James Shaw signed up to two emissions reduction pledges. Photo / George Herd
New Zealand signed up to declarations to eventually end the sale of fossil fuel-powered cars, trucks and vans at COP 26 in Glasgow, despite current policies suggesting the country will fall well short of the targets we have pledged to meet.
The agreements give a strong indication that the Governmentis likely to adopt most, if not all, of the clean vehicle policies currently out for consultation, as part of the Emissions Reduction Plan (ERP), if it wants to live up to its international commitments.
Officials have warned that if those policies were not adopted, the Government would fail to fulfil these pledges.
New Zealand signed two agreements, one is to make all new car and van, sales to be zero-emissions by 2040 - this was backed up with a declaration by the UK Government that New Zealand also signed up to. It also called for all car and van sales to be zero emissions by 2035 in "leading" markets with an interim goal of making 30 per cent of sales zero emissions by 2030.
The other agreement - a memorandum of understanding - calls for all new truck and bus sales to be zero-emissions by 2040.
The agreements are non-binding and were made on the sidelines of COP 26, but their existance suggests the Government plans to implement most if not all of the zero emissions car policies in its draft ERP, including a maximum limit on the level of pollution allowed in vehicle imports, as well as a scrappage scheme that pays people on low incomes to ditch dirty car for clean ones. .

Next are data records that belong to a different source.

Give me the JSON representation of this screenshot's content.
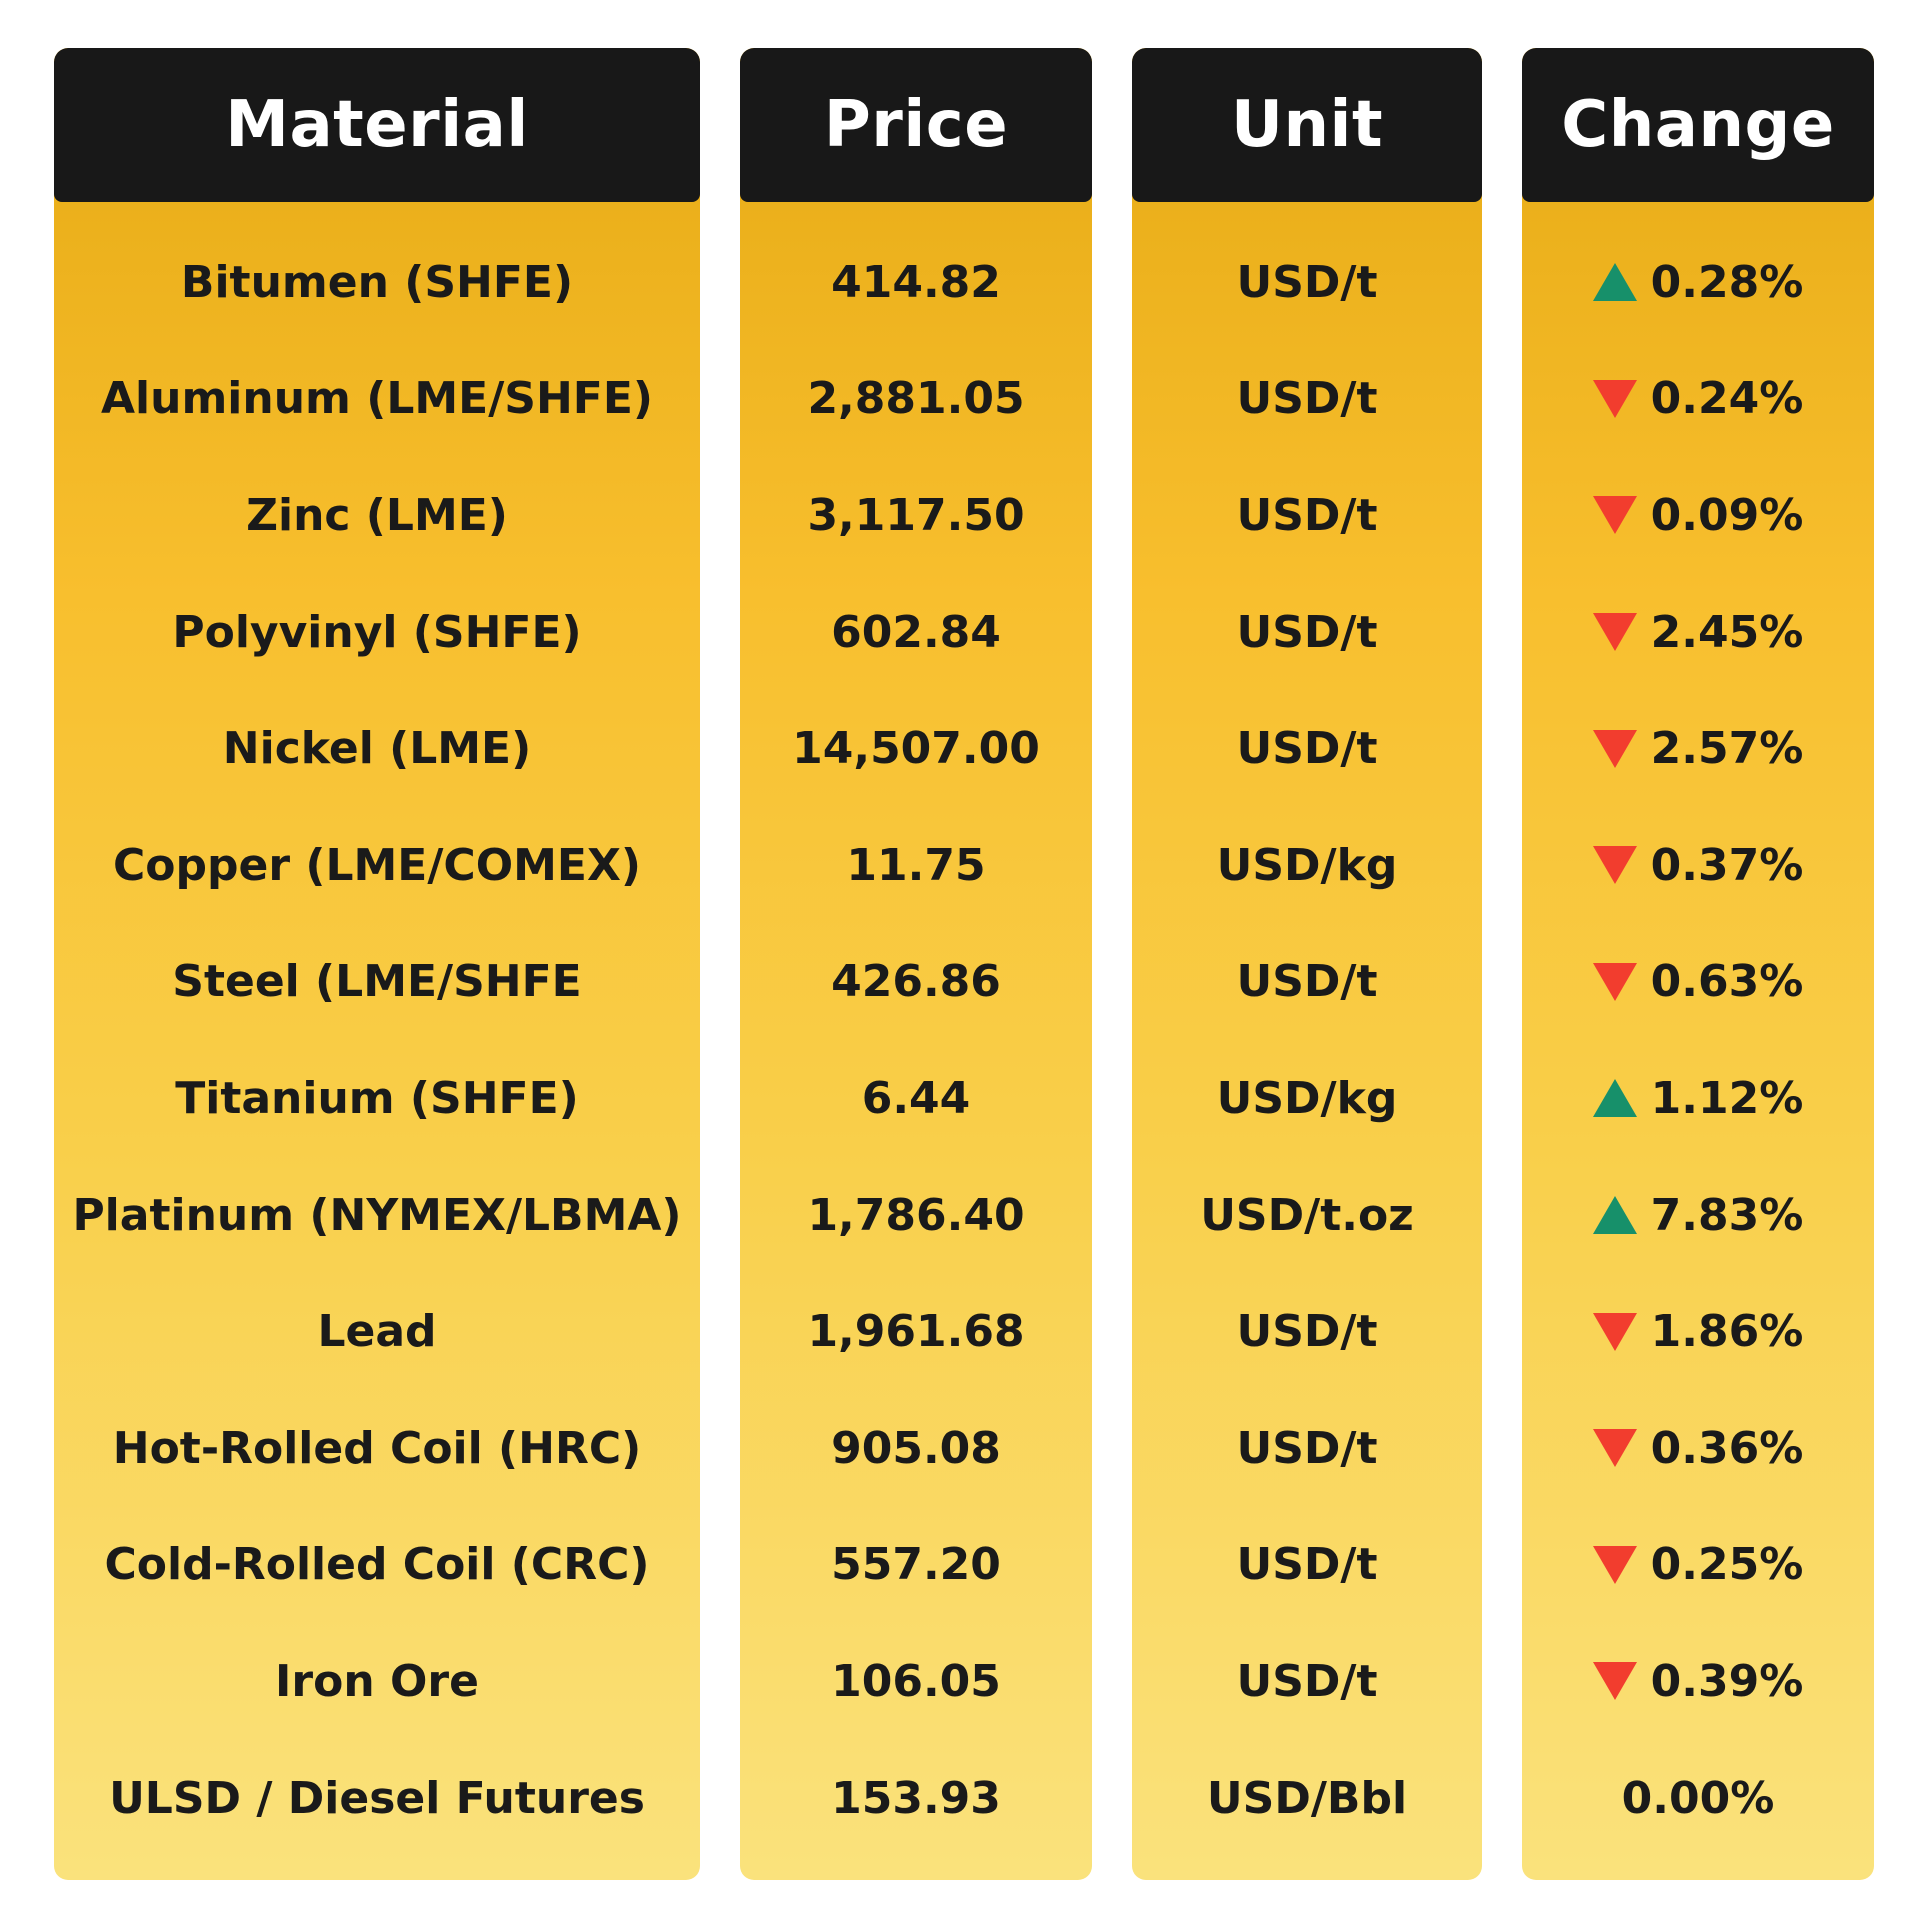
{
  "headers": {
    "material": "Material",
    "price": "Price",
    "unit": "Unit",
    "change": "Change"
  },
  "colors": {
    "header_bg": "#181818",
    "header_text": "#ffffff",
    "body_gradient_top": "#e6aa14",
    "body_gradient_bottom": "#fae27c",
    "up_arrow": "#17906a",
    "down_arrow": "#f23d2e"
  },
  "rows": [
    {
      "material": "Bitumen (SHFE)",
      "price": "414.82",
      "unit": "USD/t",
      "direction": "up",
      "change": "0.28%"
    },
    {
      "material": "Aluminum (LME/SHFE)",
      "price": "2,881.05",
      "unit": "USD/t",
      "direction": "down",
      "change": "0.24%"
    },
    {
      "material": "Zinc (LME)",
      "price": "3,117.50",
      "unit": "USD/t",
      "direction": "down",
      "change": "0.09%"
    },
    {
      "material": "Polyvinyl (SHFE)",
      "price": "602.84",
      "unit": "USD/t",
      "direction": "down",
      "change": "2.45%"
    },
    {
      "material": "Nickel (LME)",
      "price": "14,507.00",
      "unit": "USD/t",
      "direction": "down",
      "change": "2.57%"
    },
    {
      "material": "Copper (LME/COMEX)",
      "price": "11.75",
      "unit": "USD/kg",
      "direction": "down",
      "change": "0.37%"
    },
    {
      "material": "Steel (LME/SHFE",
      "price": "426.86",
      "unit": "USD/t",
      "direction": "down",
      "change": "0.63%"
    },
    {
      "material": "Titanium (SHFE)",
      "price": "6.44",
      "unit": "USD/kg",
      "direction": "up",
      "change": "1.12%"
    },
    {
      "material": "Platinum (NYMEX/LBMA)",
      "price": "1,786.40",
      "unit": "USD/t.oz",
      "direction": "up",
      "change": "7.83%"
    },
    {
      "material": "Lead",
      "price": "1,961.68",
      "unit": "USD/t",
      "direction": "down",
      "change": "1.86%"
    },
    {
      "material": "Hot-Rolled Coil (HRC)",
      "price": "905.08",
      "unit": "USD/t",
      "direction": "down",
      "change": "0.36%"
    },
    {
      "material": "Cold-Rolled Coil (CRC)",
      "price": "557.20",
      "unit": "USD/t",
      "direction": "down",
      "change": "0.25%"
    },
    {
      "material": "Iron Ore",
      "price": "106.05",
      "unit": "USD/t",
      "direction": "down",
      "change": "0.39%"
    },
    {
      "material": "ULSD / Diesel Futures",
      "price": "153.93",
      "unit": "USD/Bbl",
      "direction": "none",
      "change": "0.00%"
    }
  ]
}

A briefing released to the Herald under the Official Information Act said that for New Zealand to meet the targets in the agreements, it will have to lift the ambition of current zero emissions vehicle policies.
It said the Government's current vehicle policies: the clean car discount (better known as the "feebate"), the clean car emissions standard, would not be enough to make sure New Zealand hit its vehicle commitments.
"Earlier modelling by Te Manatū Waka estimated that the Clean Car Discount and Standard, which are agreed policy, together with a high ETS price, would result in about 18 per cent zero emission vehicle sales market share in 2030. This demonstrates the importance of other ERP policies.
The briefing said that to achieve the targets signed up to at COP 26, New Zealand will have to agree to some of the zero emissions vehicles policies currently being consulted on as part of the draft ERP.
The ERP calls to increase the number of zero emissions vehicles on the road to 30 per cent of the overall fleet by 2035, and to phase out the importing of light internal combustion vehicles by 2035.
"It is feasible for New Zealand to achieve the targets set by these international commitments; however, this relies on the transport policies proposed in the Emission Reduction Plan discussion document (currently out for consultation) being adopted," the briefing said.
"By signing up to the COP26 declaration, the Government will be signalling that the ERP will introduce strong transport emission reduction policies, ahead of the conclusion of public consultation on the ERP," it said.
The briefing warned that if New Zealand "fails to adopt further transport emissions policies this decade it may not achieve these international targets and would also not achieve our domestic emission reduction commitments".
Two parts of the car and van commitment make it easier for New Zealand to achieve: the first is the focus on new vehicles, which helpfully ignores the enormous used import business that forms the backbone of the New Zealand fleet.
The second, is the helpful ambiguity around the word "leading". Officials noted that, "the use of the word 'leading' gives us some flexibility over whether New Zealand needs to achieve the 2035 or 2040 timeframe".
Officials were slightly more sceptical about signing up to targets for zero emissions tracks, as policies in this area are "less developed".
At present, the primary target for heavy vehicles is the decarbonisation of the public bus fleet by 2035. Modelling suggests this policy, and a high ETS price could mean zero emissions medium and heavy vehicle sales hit 16 per cent of total medium or heavy vehicle sales by 2035 - about half of the 30 per cent pledge.
To hit the pledged target, "trucks will also need to be decarbonised," officials said, "[h]owever the Government has not yet identified the policy settings needed to achieve this".
The draft emissions plan includes a raft of policy ideas for shifting to zero emissions light vehicles (although shifting people away from private vehicles altogether is also part of the plan).
The policies include policies to stop internal-combustion engine vehicles being imported, setting a maximum C02 limit for vehicle imports, using the tax system to disadvantage the purchase of dirty cars, and creating a scrappage scheme to effectively pay people on low incomes to ditch polluting vehicles for ocean ones.
Another policy floated in the plan is to partner on "no solutions to supply constraints for low-emissions vehicles", and to produce an EV infrastructure plan.
Climate Change Minister James Shaw said that the final ERP, published next year, would include "further plans to reduce emissions from transport in line with the commitments we have made a COP26".
"Over the last four years we have made huge progress on reducing emissions across the transport sector.
"We have made it more affordable for people to purchase clean vehicles; introduced emissions standards to make sure the vehicles we import are cleaner; invested billions of dollars of into buses and trains, cycling and walking infrastructure; invested in EV charging infrastructure around the country; and kick started the use of hydrogen as a low-emissions transport fuel for New Zealand's energy future," he said.